Jumat, 17 Oktober 2025

Menemukan Suara Lampung: Perjalanan Seorang Pengelana dan Nada yang Tak Pernah Padam



Ada yang berbeda dari perjalanan saya kali ini ke Lampung. Awalnya, saya hanya ingin menikmati pantai dan kuliner khasnya secangkir kopi robusta di sore hari, sunset di Pahawang, atau jalan-jalan ke Lembah Batu Brak. Tapi tak disangka, justru sebuah suara dari kejauhan membuat langkah saya berhenti.

Suara itu bukan debur ombak, bukan pula musik pop dari kafe. Ia datang dari sekelompok anak muda yang sedang berlatih memainkan alat musik aneh berbentuk papan kayu dengan dawai logam bergetar lembut.

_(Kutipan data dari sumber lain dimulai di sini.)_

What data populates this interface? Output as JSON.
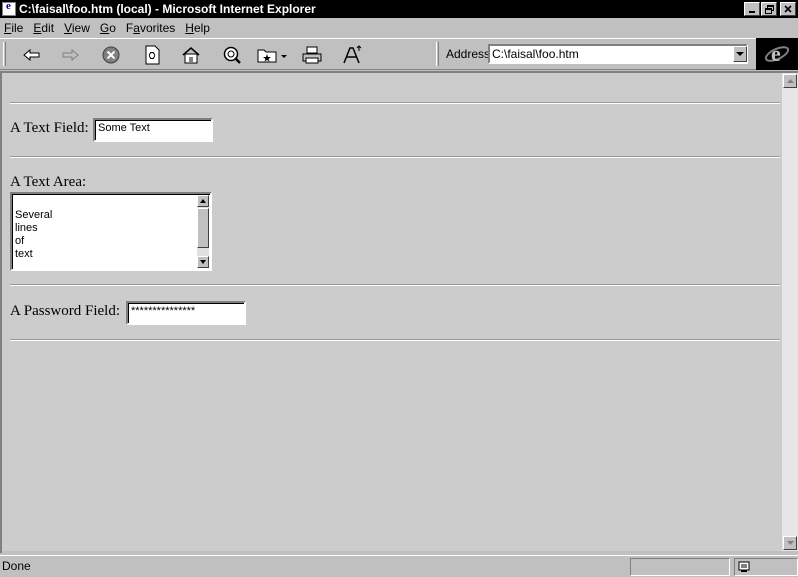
{
  "window": {
    "title": "C:\\faisal\\foo.htm (local) - Microsoft Internet Explorer",
    "controls": [
      "minimize",
      "restore",
      "close"
    ]
  },
  "menu": [
    {
      "label": "File",
      "accel": "F",
      "rest": "ile"
    },
    {
      "label": "Edit",
      "accel": "E",
      "rest": "dit"
    },
    {
      "label": "View",
      "accel": "V",
      "rest": "iew"
    },
    {
      "label": "Go",
      "accel": "G",
      "rest": "o"
    },
    {
      "label": "Favorites",
      "accel": "a",
      "pre": "F",
      "rest": "vorites"
    },
    {
      "label": "Help",
      "accel": "H",
      "rest": "elp"
    }
  ],
  "toolbar": {
    "buttons": [
      "back-icon",
      "forward-icon",
      "stop-icon",
      "refresh-icon",
      "home-icon",
      "search-icon",
      "favorites-icon",
      "print-icon",
      "font-icon"
    ],
    "address_label": "Address",
    "address_value": "C:\\faisal\\foo.htm"
  },
  "form": {
    "text_field_label": "A Text Field:",
    "text_field_value": "Some Text",
    "text_area_label": "A Text Area:",
    "text_area_lines": [
      "Several",
      "lines",
      "of",
      "text"
    ],
    "password_label": "A Password Field:",
    "password_value": "***************"
  },
  "status": {
    "text": "Done",
    "zone_icon": "computer-icon"
  }
}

“Gamolan,” kata seseorang di samping saya, tersenyum melihat wajah heran saya. “Alat musik tradisional Lampung.”

Dan di sanalah saya pertama kali mendengar nama Erizal Barnawi, sosok yang disebut-sebut sebagai penggerak yang membuat musik tradisional Lampung kembali bergema.

Jejak Suara di Tanah Sai Bumi Ruwa Jurai

Saya menelusuri jejaknya ke sebuah sanggar bernama Barnawi Ensemble, yang terletak tak jauh dari pusat kota Bandar Lampung. Tempat itu sederhana tapi hangat. Dindingnya dihiasi alat musik tradisional: gamolan, kulintang, gendang, pepetuk, dan beberapa alat lain yang belum pernah saya lihat sebelumnya.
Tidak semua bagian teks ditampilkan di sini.